Thursday, June 10, 2010

WILL ‘PROFIT’ EVER HAVE A CONSCIENCE?

Many years ago, the ‘legendary’ GE CEO Jack Welch proclaimed in virtually as many words that CEOs who spent money on corporate social responsibility were morons and deserved to be sacked because their primary function was to reward shareholders. Of course, when Jack Welch delivered this central tenet of capitalism and ‘free’ markets, America and the world were celebrating the triumph of capitalism over socialism and Francis Fukuyama had even announced the end of ideology.There were many in India who wildly cheered the triumph of capitalism as the magic wand that would solve India’s economic problems. They even hectored, bullied and ridiculed policy makers who did not want India to adopt what George Soros and Joseph Stiglitz have so brilliantly described as ‘financial capitalism’ and ‘free market fundamentalism’. That breed has of course gone relatively quiet after the 2008 meltdown.

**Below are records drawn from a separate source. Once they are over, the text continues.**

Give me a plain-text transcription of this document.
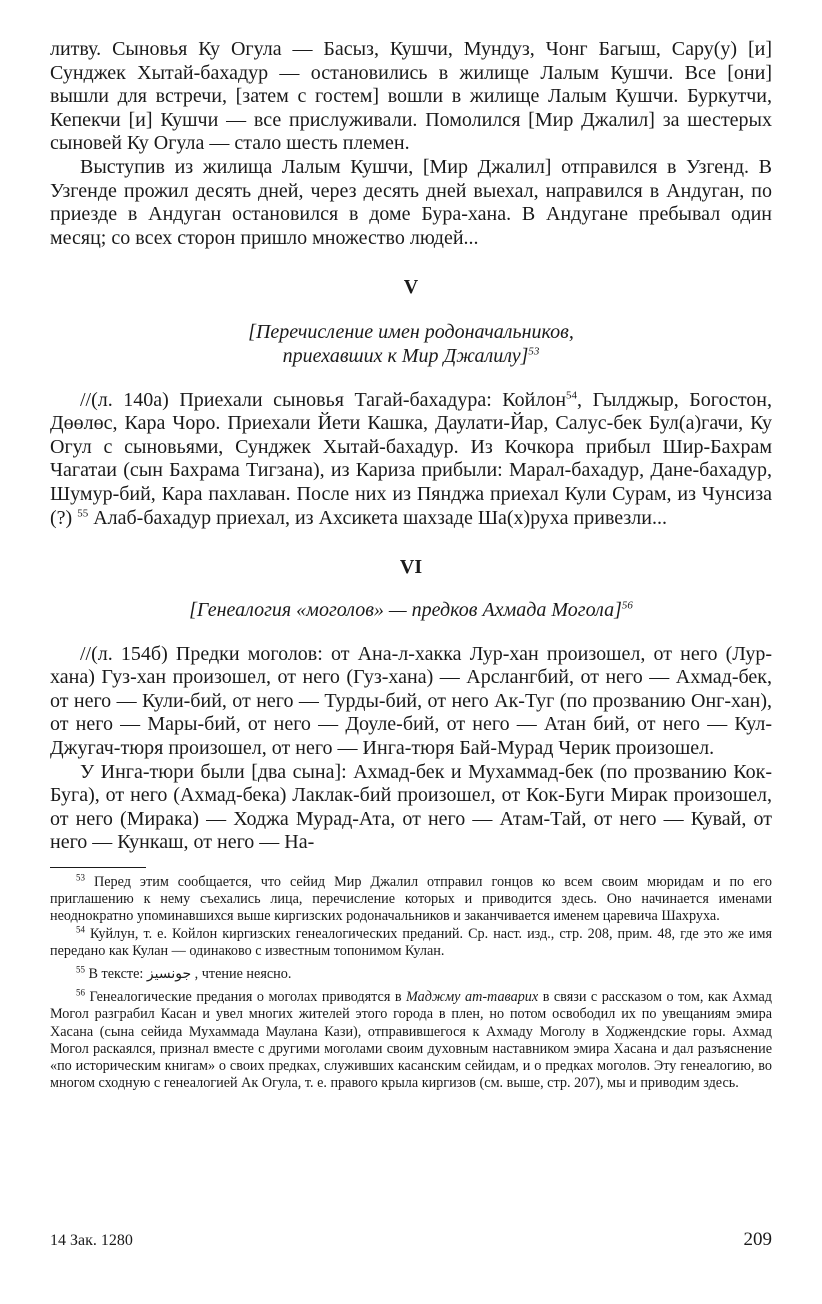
литву. Сыновья Ку Огула — Басыз, Кушчи, Мундуз, Чонг Багыш, Сару(у) [и] Сунджек Хытай-бахадур — остановились в жилище Лалым Кушчи. Все [они] вышли для встречи, [затем с гостем] вошли в жилище Лалым Кушчи. Буркутчи, Кепекчи [и] Кушчи — все прислуживали. Помолился [Мир Джалил] за шестерых сыновей Ку Огула — стало шесть племен.

Выступив из жилища Лалым Кушчи, [Мир Джалил] отправился в Узгенд. В Узгенде прожил десять дней, через десять дней выехал, направился в Андуган, по приезде в Андуган остановился в доме Бура-хана. В Андугане пребывал один месяц; со всех сторон пришло множество людей...

V

[Перечисление имен родоначальников,
приехавших к Мир Джалилу]$^{53}$

//(л. 140а) Приехали сыновья Тагай-бахадура: Койлон$^{54}$, Гылджыр, Богостон, Дөөлөс, Кара Чоро. Приехали Йети Кашка, Даулати-Йар, Салус-бек Бул(а)гачи, Ку Огул с сыновьями, Сунджек Хытай-бахадур. Из Кочкора прибыл Шир-Бахрам Чагатаи (сын Бахрама Тигзана), из Кариза прибыли: Марал-бахадур, Дане-бахадур, Шумур-бий, Кара пахлаван. После них из Пянджа приехал Кули Сурам, из Чунсиза (?) $^{55}$ Алаб-бахадур приехал, из Ахсикета шахзаде Ша(х)руха привезли...

VI

[Генеалогия «моголов» — предков Ахмада Могола]$^{56}$

//(л. 154б) Предки моголов: от Ана-л-хакка Лур-хан произошел, от него (Лур-хана) Гуз-хан произошел, от него (Гуз-хана) — Арслангбий, от него — Ахмад-бек, от него — Кули-бий, от него — Турды-бий, от него Ак-Туг (по прозванию Онг-хан), от него — Мары-бий, от него — Доуле-бий, от него — Атан бий, от него — Кул-Джугач-тюря произошел, от него — Инга-тюря Бай-Мурад Черик произошел.

У Инга-тюри были [два сына]: Ахмад-бек и Мухаммад-бек (по прозванию Кок-Буга), от него (Ахмад-бека) Лаклак-бий произошел, от Кок-Буги Мирак произошел, от него (Мирака) — Ходжа Мурад-Ата, от него — Атам-Тай, от него — Кувай, от него — Кункаш, от него — На-

$^{53}$ Перед этим сообщается, что сейид Мир Джалил отправил гонцов ко всем своим мюридам и по его приглашению к нему съехались лица, перечисление которых и приводится здесь. Оно начинается именами неоднократно упоминавшихся выше киргизских родоначальников и заканчивается именем царевича Шахруха.

$^{54}$ Куйлун, т. е. Койлон киргизских генеалогических преданий. Ср. наст. изд., стр. 208, прим. 48, где это же имя передано как Кулан — одинаково с известным топонимом Кулан.

$^{55}$ В тексте: جونسيز , чтение неясно.

$^{56}$ Генеалогические предания о моголах приводятся в Маджму ат-таварих в связи с рассказом о том, как Ахмад Могол разграбил Касан и увел многих жителей этого города в плен, но потом освободил их по увещаниям эмира Хасана (сына сейида Мухаммада Маулана Кази), отправившегося к Ахмаду Моголу в Ходжендские горы. Ахмад Могол раскаялся, признал вместе с другими моголами своим духовным наставником эмира Хасана и дал разъяснение «по историческим книгам» о своих предках, служивших касанским сейидам, и о предках моголов. Эту генеалогию, во многом сходную с генеалогией Ак Огула, т. е. правого крыла киргизов (см. выше, стр. 207), мы и приводим здесь.

14 Зак. 1280	209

Yet, the recent verdict in the Bhopal gas homicide (yes, I am deliberately using the word because Bhopal will always be a case of corporate homicide) has raised many fundamental questions about banally used terms like Capitalism, Free Markets and Profits. Most people – and very rightly so – have condemned the entire event as a travesty of justice. Thinking people have again raised red flags about the pathetic state of the justice delivery system in India. Politicians, as usual, have sputtered, fumed, raved and ranted on TV news channels.

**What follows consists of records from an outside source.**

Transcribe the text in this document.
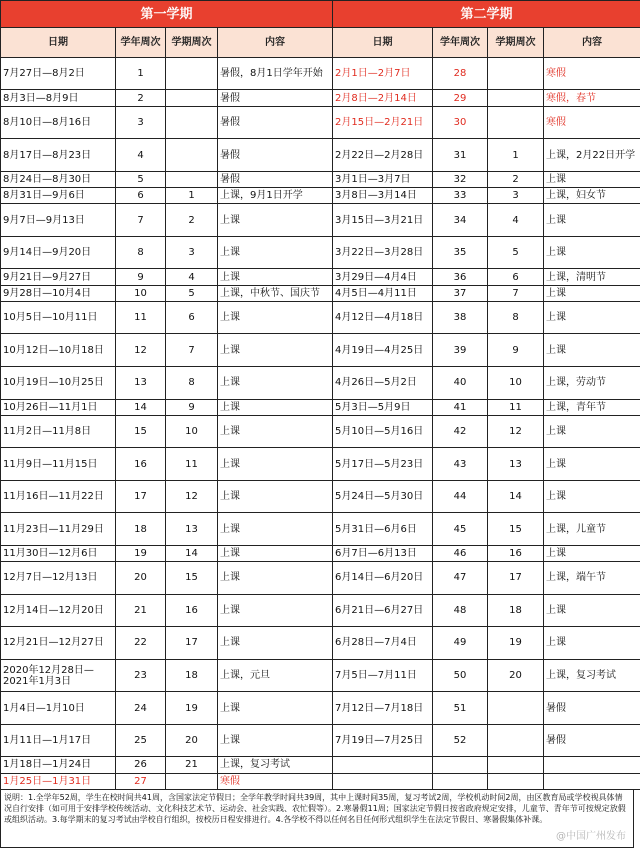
第一学期				第二学期			
日期	学年周次	学期周次	内容	日期	学年周次	学期周次	内容
7月27日—8月2日	1		暑假，8月1日学年开始	2月1日—2月7日	28		寒假
8月3日—8月9日	2		暑假	2月8日—2月14日	29		寒假，春节
8月10日—8月16日	3		暑假	2月15日—2月21日	30		寒假
8月17日—8月23日	4		暑假	2月22日—2月28日	31	1	上课，2月22日开学
8月24日—8月30日	5		暑假	3月1日—3月7日	32	2	上课
8月31日—9月6日	6	1	上课，9月1日开学	3月8日—3月14日	33	3	上课，妇女节
9月7日—9月13日	7	2	上课	3月15日—3月21日	34	4	上课
9月14日—9月20日	8	3	上课	3月22日—3月28日	35	5	上课
9月21日—9月27日	9	4	上课	3月29日—4月4日	36	6	上课，清明节
9月28日—10月4日	10	5	上课，中秋节、国庆节	4月5日—4月11日	37	7	上课
10月5日—10月11日	11	6	上课	4月12日—4月18日	38	8	上课
10月12日—10月18日	12	7	上课	4月19日—4月25日	39	9	上课
10月19日—10月25日	13	8	上课	4月26日—5月2日	40	10	上课，劳动节
10月26日—11月1日	14	9	上课	5月3日—5月9日	41	11	上课，青年节
11月2日—11月8日	15	10	上课	5月10日—5月16日	42	12	上课
11月9日—11月15日	16	11	上课	5月17日—5月23日	43	13	上课
11月16日—11月22日	17	12	上课	5月24日—5月30日	44	14	上课
11月23日—11月29日	18	13	上课	5月31日—6月6日	45	15	上课，儿童节
11月30日—12月6日	19	14	上课	6月7日—6月13日	46	16	上课
12月7日—12月13日	20	15	上课	6月14日—6月20日	47	17	上课，端午节
12月14日—12月20日	21	16	上课	6月21日—6月27日	48	18	上课
12月21日—12月27日	22	17	上课	6月28日—7月4日	49	19	上课
2020年12月28日—2021年1月3日	23	18	上课，元旦	7月5日—7月11日	50	20	上课，复习考试
1月4日—1月10日	24	19	上课	7月12日—7月18日	51		暑假
1月11日—1月17日	25	20	上课	7月19日—7月25日	52		暑假
1月18日—1月24日	26	21	上课，复习考试				
1月25日—1月31日	27		寒假				
说明：1.全学年52周，学生在校时间共41周，含国家法定节假日；全学年教学时间共39周，其中上课时间35周，复习考试2周，学校机动时间2周，由区教育局或学校视具体情况自行安排（如可用于安排学校传统活动、文化科技艺术节、运动会、社会实践、农忙假等）。2.寒暑假11周；国家法定节假日按省政府规定安排，儿童节、青年节可按规定放假或组织活动。3.每学期末的复习考试由学校自行组织，按校历日程安排进行。4.各学校不得以任何名目任何形式组织学生在法定节假日、寒暑假集体补课。
@中国广州发布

If you are an optimist, you might be tempted to think that the uproar triggered by the Bhopal case might result in some legal reforms whereby companies and CEOs will actually be made to pay for corporate crimes that endanger and damage human beings and society (I personally think that Bhopal would have disappeared from TV screens by the time you read this). If you are an angst filled cynic like me, you might wonder if that Utopia will ever been seen. Look at what is happening in the fountainhead of Capitalism – America. More than 20 years ago, there was a disastrous oil spill and the culprit was the giant Exxon. I still remember – as a young journalist – reading wise columns in T e Economist arguing for better regulation of ‘Free Markets’ and ‘Capitalism’ as the way to avoid the similar tragedies in the future. (By then, the failure of Socialism to protect human lives from industrial disasters had been cruelly exposed by the Chernobyl nuclear disaster in the erstwhile Soviet Union). More than 20 years later, it is another giant BP that is the culprit and another oil spill in America is causing monumental damage.

Cynical it may sound, but for someone like me with a very modest understanding of economics, it seems clear that the pursuit of profits (the sole reason of existence of companies in a capitalist system) will always cause human misery and deprivation. It also seems to me that the word ‘Free Market’ is a farce because a truly free market means all participants have access to information. You must be joking if you still think the underprivileged have access to information in a capitalist system wile making transactions.

I know; one cannot dismiss Capitalism and Free Markets completely as evil because they have actually lift ed hundreds of millions out of poverty. And yet, I wonder if free markets can ever swat away the stench of human misery.